Cadence goes two-dimensional

Yesterday I spent an hour with John Bruggeman, who has now been CMO at Cadence for just over a couple of months. As I’ve said before, I knew John before he joined Cadence since he was the CMO for Wind River during the time I was VP marketing at Virtutech, both of us in the embedded space. One thing I didn’t know was that John was at Oracle when, nearly 20 years ago, they decided to move from being focused on technology (our relational technology is better than yours) to tying their technology into the business processes of their customers.

John’s view is that EDA has been driven entirely by the need to make designers more productive. My own view is that everything comes back down to semiconductor economics, but the arguments may basically be the same. If we got back several process generations where the issues where clearer, we find that the move from, say, 0.5um to 0.25um was driven by the fact that a 0.25um chip was no only faster and lower power than the 0.5um one, it was about 50% of the cost per transistor. So even if you were quite happy with 0.5um you had to move anyway. But each process generation brings new challenges, not least that chips get bigger all the time, so the EDA tools and methodologies need to improve designers’ productivity enough to keep up. This, in turn, drove EDA companies’ revenues.

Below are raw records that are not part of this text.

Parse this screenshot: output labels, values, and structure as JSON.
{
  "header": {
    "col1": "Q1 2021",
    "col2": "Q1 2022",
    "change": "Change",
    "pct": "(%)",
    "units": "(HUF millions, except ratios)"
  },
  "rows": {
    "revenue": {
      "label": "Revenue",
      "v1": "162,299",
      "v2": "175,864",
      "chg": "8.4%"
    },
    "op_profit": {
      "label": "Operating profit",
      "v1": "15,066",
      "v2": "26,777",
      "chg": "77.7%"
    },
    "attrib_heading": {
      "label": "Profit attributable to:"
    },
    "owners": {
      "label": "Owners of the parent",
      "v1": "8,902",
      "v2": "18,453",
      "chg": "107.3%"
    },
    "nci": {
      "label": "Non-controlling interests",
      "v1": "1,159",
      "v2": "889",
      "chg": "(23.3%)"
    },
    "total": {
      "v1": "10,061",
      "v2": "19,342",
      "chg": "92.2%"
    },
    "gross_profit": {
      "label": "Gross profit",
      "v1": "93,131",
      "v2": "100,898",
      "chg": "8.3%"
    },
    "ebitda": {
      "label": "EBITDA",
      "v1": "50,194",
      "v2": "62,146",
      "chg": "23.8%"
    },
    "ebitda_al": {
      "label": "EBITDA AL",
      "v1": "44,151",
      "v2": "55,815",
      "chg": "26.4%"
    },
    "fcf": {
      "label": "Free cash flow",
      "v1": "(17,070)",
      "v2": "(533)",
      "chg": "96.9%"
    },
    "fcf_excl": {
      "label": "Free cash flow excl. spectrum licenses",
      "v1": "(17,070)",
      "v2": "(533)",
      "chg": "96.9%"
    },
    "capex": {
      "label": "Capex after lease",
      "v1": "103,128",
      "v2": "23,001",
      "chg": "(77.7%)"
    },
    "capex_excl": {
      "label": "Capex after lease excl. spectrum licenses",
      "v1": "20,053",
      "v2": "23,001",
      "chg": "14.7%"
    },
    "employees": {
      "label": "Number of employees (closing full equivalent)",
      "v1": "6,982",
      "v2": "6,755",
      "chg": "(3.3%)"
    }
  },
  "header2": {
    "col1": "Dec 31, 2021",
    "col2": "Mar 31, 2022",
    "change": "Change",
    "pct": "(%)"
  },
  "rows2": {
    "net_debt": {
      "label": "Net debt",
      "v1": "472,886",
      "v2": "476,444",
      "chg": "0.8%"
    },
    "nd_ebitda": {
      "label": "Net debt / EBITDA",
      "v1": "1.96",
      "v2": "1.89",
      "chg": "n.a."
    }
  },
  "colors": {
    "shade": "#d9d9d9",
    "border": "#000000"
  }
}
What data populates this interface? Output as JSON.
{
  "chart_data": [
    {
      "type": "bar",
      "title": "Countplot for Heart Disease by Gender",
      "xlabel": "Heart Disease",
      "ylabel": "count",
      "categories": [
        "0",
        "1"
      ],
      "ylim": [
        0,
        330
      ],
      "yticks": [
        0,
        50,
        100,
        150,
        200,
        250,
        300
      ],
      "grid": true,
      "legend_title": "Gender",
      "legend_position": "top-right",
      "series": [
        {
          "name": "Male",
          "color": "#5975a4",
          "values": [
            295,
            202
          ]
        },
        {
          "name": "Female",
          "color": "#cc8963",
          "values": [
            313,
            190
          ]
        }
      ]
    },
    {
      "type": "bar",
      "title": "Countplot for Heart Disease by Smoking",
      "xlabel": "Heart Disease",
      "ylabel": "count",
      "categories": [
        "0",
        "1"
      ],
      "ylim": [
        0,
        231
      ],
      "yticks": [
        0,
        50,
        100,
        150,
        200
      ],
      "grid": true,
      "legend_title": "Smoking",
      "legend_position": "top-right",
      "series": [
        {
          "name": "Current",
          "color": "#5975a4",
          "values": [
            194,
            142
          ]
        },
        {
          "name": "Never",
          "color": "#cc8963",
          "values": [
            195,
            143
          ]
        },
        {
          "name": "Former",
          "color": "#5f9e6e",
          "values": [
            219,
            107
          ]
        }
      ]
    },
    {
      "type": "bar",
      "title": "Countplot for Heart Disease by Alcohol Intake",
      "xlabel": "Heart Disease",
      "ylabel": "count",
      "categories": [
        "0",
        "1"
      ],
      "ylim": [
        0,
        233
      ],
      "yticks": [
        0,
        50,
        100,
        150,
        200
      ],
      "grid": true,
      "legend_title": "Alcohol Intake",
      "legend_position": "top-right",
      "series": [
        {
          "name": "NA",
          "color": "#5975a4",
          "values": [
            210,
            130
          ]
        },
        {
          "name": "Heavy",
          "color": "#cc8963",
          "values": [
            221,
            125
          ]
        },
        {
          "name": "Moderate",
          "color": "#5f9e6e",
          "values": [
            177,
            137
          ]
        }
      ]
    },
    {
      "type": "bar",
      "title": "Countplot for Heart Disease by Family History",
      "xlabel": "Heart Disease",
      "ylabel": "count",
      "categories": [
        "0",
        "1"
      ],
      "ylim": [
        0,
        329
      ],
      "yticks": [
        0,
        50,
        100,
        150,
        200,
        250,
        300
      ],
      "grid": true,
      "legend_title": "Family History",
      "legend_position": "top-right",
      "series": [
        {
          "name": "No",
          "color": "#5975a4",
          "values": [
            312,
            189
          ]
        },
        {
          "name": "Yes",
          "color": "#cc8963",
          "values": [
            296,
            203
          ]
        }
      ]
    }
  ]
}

Looking a little deeper, the EDA companies would work with the leading edge early adopters of each new process generation to produce the tools required for success. There wasn’t that much money in the new process generation at this point, too few designs were being done in the new node. Eventually the leading edge would move to the next node, and the mainstream would come through as a sort of cash-cow. Engineering had already moved on, but the previous node tools could be sold in high volume for significant revenue.

This model is somewhat broken now. Semiconductor economics means that only the highest volume chips can justify doing a design at 45nm or 32nm. Semiconductor is a mass-production technology and the mass required for economic viability of a chip goes up at each process node. In turn this means that the mass market that made the EDA business grow is not coming through and so not driving revenue in the same way. Of course there are still designs going on in 90nm and 130nm but, by and large, everyone has all the tools they’ll need already.

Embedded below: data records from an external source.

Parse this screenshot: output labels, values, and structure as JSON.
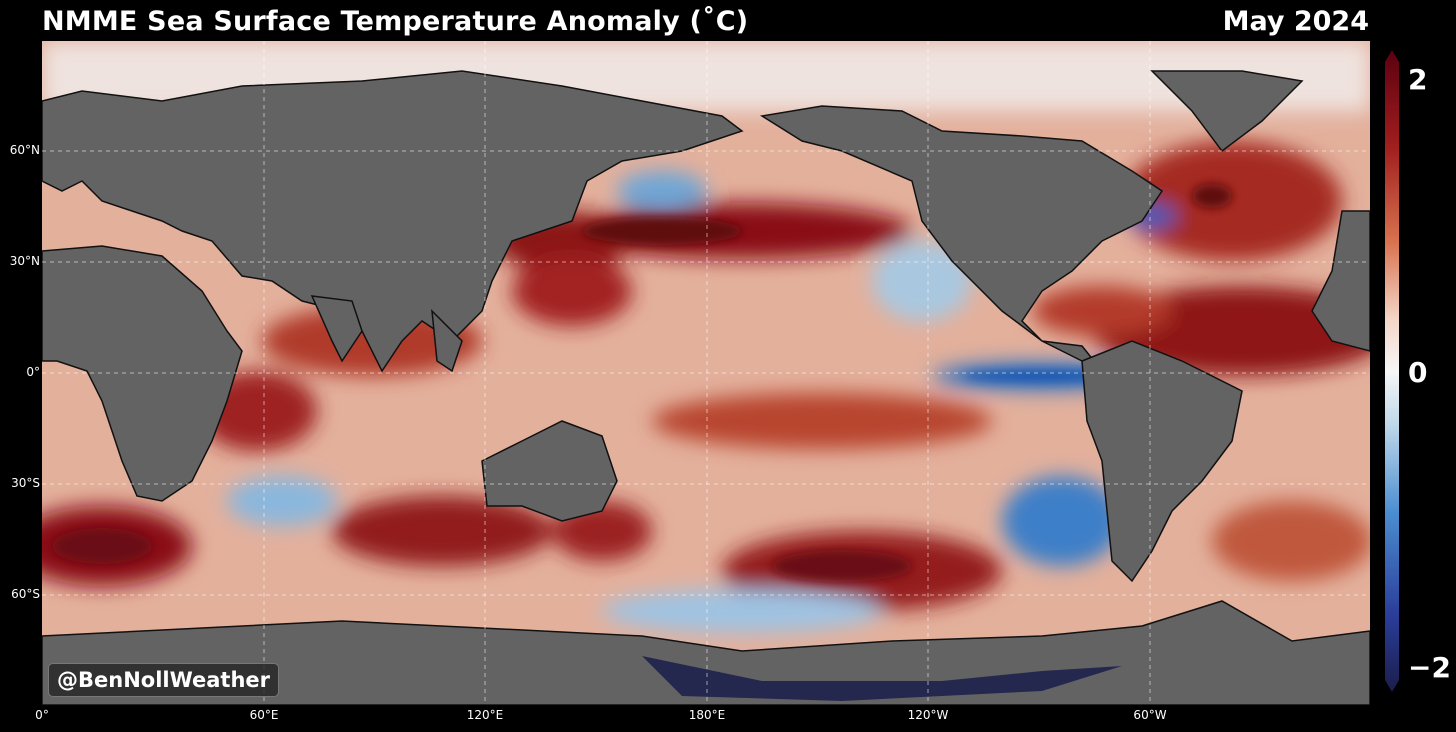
{
  "header": {
    "title": "NMME Sea Surface Temperature Anomaly (˚C)",
    "date": "May 2024"
  },
  "map": {
    "lat_labels": [
      "60°N",
      "30°N",
      "0°",
      "30°S",
      "60°S"
    ],
    "lon_labels": [
      "0°",
      "60°E",
      "120°E",
      "180°E",
      "120°W",
      "60°W"
    ],
    "ocean_base_color": "#e6b8a8",
    "land_color": "#636363",
    "ice_color": "#1a1d4a",
    "warm_color": "#7a0a14",
    "cool_color": "#1f5fb8"
  },
  "colorbar": {
    "max_label": "2",
    "mid_label": "0",
    "min_label": "−2",
    "colors": [
      "#5c0010",
      "#a01e1e",
      "#d8734f",
      "#f4d6c8",
      "#f6f6f6",
      "#c2d9ea",
      "#4b8ed0",
      "#2a3d9a",
      "#1b1d4a"
    ]
  },
  "watermark": {
    "handle": "@BenNollWeather"
  }
}
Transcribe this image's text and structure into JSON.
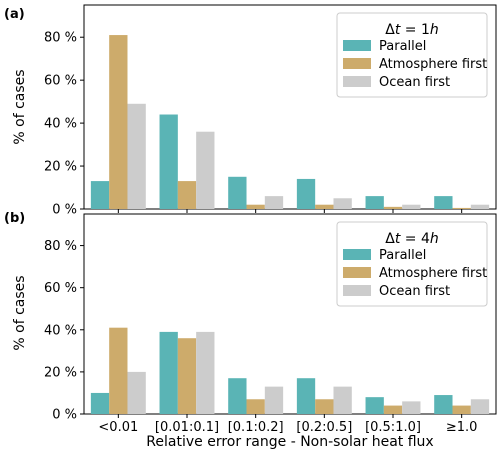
{
  "chart_data": [
    {
      "type": "bar",
      "panel_label": "(a)",
      "legend_title_html": "Δt = 1h",
      "legend_title_parts": {
        "delta": "Δ",
        "t": "t",
        "eq": " = 1",
        "h": "h"
      },
      "categories": [
        "<0.01",
        "[0.01:0.1]",
        "[0.1:0.2]",
        "[0.2:0.5]",
        "[0.5:1.0]",
        "≥1.0"
      ],
      "series": [
        {
          "name": "Parallel",
          "color": "#5ab4b5",
          "values": [
            13,
            44,
            15,
            14,
            6,
            6
          ]
        },
        {
          "name": "Atmosphere first",
          "color": "#cdab6b",
          "values": [
            81,
            13,
            2,
            2,
            1,
            0.5
          ]
        },
        {
          "name": "Ocean first",
          "color": "#cccccc",
          "values": [
            49,
            36,
            6,
            5,
            2,
            2
          ]
        }
      ],
      "ylabel": "% of cases",
      "yticks": [
        "0 %",
        "20 %",
        "40 %",
        "60 %",
        "80 %"
      ],
      "ylim": [
        0,
        95
      ],
      "legend_position": "top-right"
    },
    {
      "type": "bar",
      "panel_label": "(b)",
      "legend_title_parts": {
        "delta": "Δ",
        "t": "t",
        "eq": " = 4",
        "h": "h"
      },
      "categories": [
        "<0.01",
        "[0.01:0.1]",
        "[0.1:0.2]",
        "[0.2:0.5]",
        "[0.5:1.0]",
        "≥1.0"
      ],
      "series": [
        {
          "name": "Parallel",
          "color": "#5ab4b5",
          "values": [
            10,
            39,
            17,
            17,
            8,
            9
          ]
        },
        {
          "name": "Atmosphere first",
          "color": "#cdab6b",
          "values": [
            41,
            36,
            7,
            7,
            4,
            4
          ]
        },
        {
          "name": "Ocean first",
          "color": "#cccccc",
          "values": [
            20,
            39,
            13,
            13,
            6,
            7
          ]
        }
      ],
      "ylabel": "% of cases",
      "yticks": [
        "0 %",
        "20 %",
        "40 %",
        "60 %",
        "80 %"
      ],
      "ylim": [
        0,
        95
      ],
      "legend_position": "top-right"
    }
  ],
  "xlabel": "Relative error range - Non-solar heat flux"
}
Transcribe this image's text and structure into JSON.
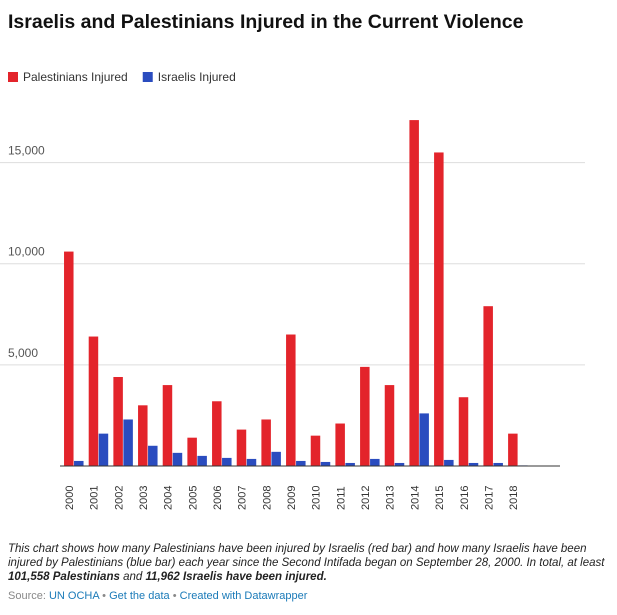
{
  "chart_data": {
    "type": "grouped-bar",
    "title": "Israelis and Palestinians Injured in the Current Violence",
    "categories": [
      "2000",
      "2001",
      "2002",
      "2003",
      "2004",
      "2005",
      "2006",
      "2007",
      "2008",
      "2009",
      "2010",
      "2011",
      "2012",
      "2013",
      "2014",
      "2015",
      "2016",
      "2017",
      "2018"
    ],
    "series": [
      {
        "name": "Palestinians Injured",
        "color": "#e3242b",
        "values": [
          10600,
          6400,
          4400,
          3000,
          4000,
          1400,
          3200,
          1800,
          2300,
          6500,
          1500,
          2100,
          4900,
          4000,
          17100,
          15500,
          3400,
          7900,
          1600
        ]
      },
      {
        "name": "Israelis Injured",
        "color": "#2a4cbf",
        "values": [
          250,
          1600,
          2300,
          1000,
          650,
          500,
          400,
          350,
          700,
          250,
          200,
          150,
          350,
          150,
          2600,
          300,
          150,
          150,
          30
        ]
      }
    ],
    "ylim": [
      0,
      17500
    ],
    "yticks": [
      {
        "value": 5000,
        "label": "5,000"
      },
      {
        "value": 10000,
        "label": "10,000"
      },
      {
        "value": 15000,
        "label": "15,000"
      }
    ],
    "grid": true,
    "legend": "top-left",
    "description_parts": [
      "This chart shows how many Palestinians have been injured by Israelis (red bar) and how many Israelis have been injured by Palestinians (blue bar) each year since the Second Intifada began on September 28, 2000. In total, at least ",
      "101,558 Palestinians",
      " and ",
      "11,962 Israelis have been injured."
    ],
    "source_label": "Source:",
    "source": "UN OCHA",
    "separator": "•",
    "links": [
      "Get the data",
      "Created with Datawrapper"
    ]
  }
}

John told me that obviously Cadence will continue to push on the productivity strategy. After all, Cadence’s bread and butter is ensuring that the leading edge semiconductor companies can design leading edge chips successfully.

But John wants to have a two-dimensional strategy, where the other dimension is profitability. Design tools potentially generate an incredible amount of data. After all, every button click, every file write, every verification run generates information about how the design is progressing. But there is currently no way to tie this data into the overall design process, let alone the company’s overall product development process. Since so much of a chip design these days is software, by some accounts 60% of the cost, attacking this problem will require pulling embedded software into the mix in a way that  adds value.

If this type of strategy is successful, it has the potential to make Cadence (and maybe all of EDA) into a more strategic asset of their customers, rather than simply being an expense to be managed by corporate CAD and purchasing. Unfortunately for EDA, its customers don’t think “if I gave 20% more to Cadence how much additional money would we make” any more than they think that about expanding their IT budget for Microsoft. It has always been an indictment of EDA that despite their strategic importance to their customers, they didn’t really have access to the boardroom in the same way as SAP or Oracle. Oracle really did escape the IT department whereas the EDA companies are largely stuck inside the CAD department.

Of course Cadence has tried before to become more strategic, primarily back in the day with a strong push for services. The consultants brought in from companies like Anderson Consulting (now Accenture) or Coopers & Lybrand were already experts at dealing with the highest levels of their customers. And Cadence knew lots about design and electronics in general. However, there was never sufficient cross-pollination to get the consulting knowledge into the EDA silo or to get the consultants to understand design deeply. The end result was a lot of consultants with Cadence branding who knew little about the domain where they were supposed to be giving strategic advice. Electronics Infusion was a catchy name but it never really came to much.

It will be interesting to see how this works out this time around. John has one big advantage and one big disadvantage over more obvious choices for CMO: he is not an EDA insider, and he is not an EDA insider. He has not got jaded about the ability of EDA to escape the CAD group. Instead of having spent the last twenty years inside EDA, he spent it in Oracle, Mercury Interactive and Wind River. Making Cadence more like Oracle, and tying its design process more into the area where Wind River was strong, certainly have the potential to make it a different kind of company. But EDA has tried many times before to crack this problem, so we’ll have to wait and see.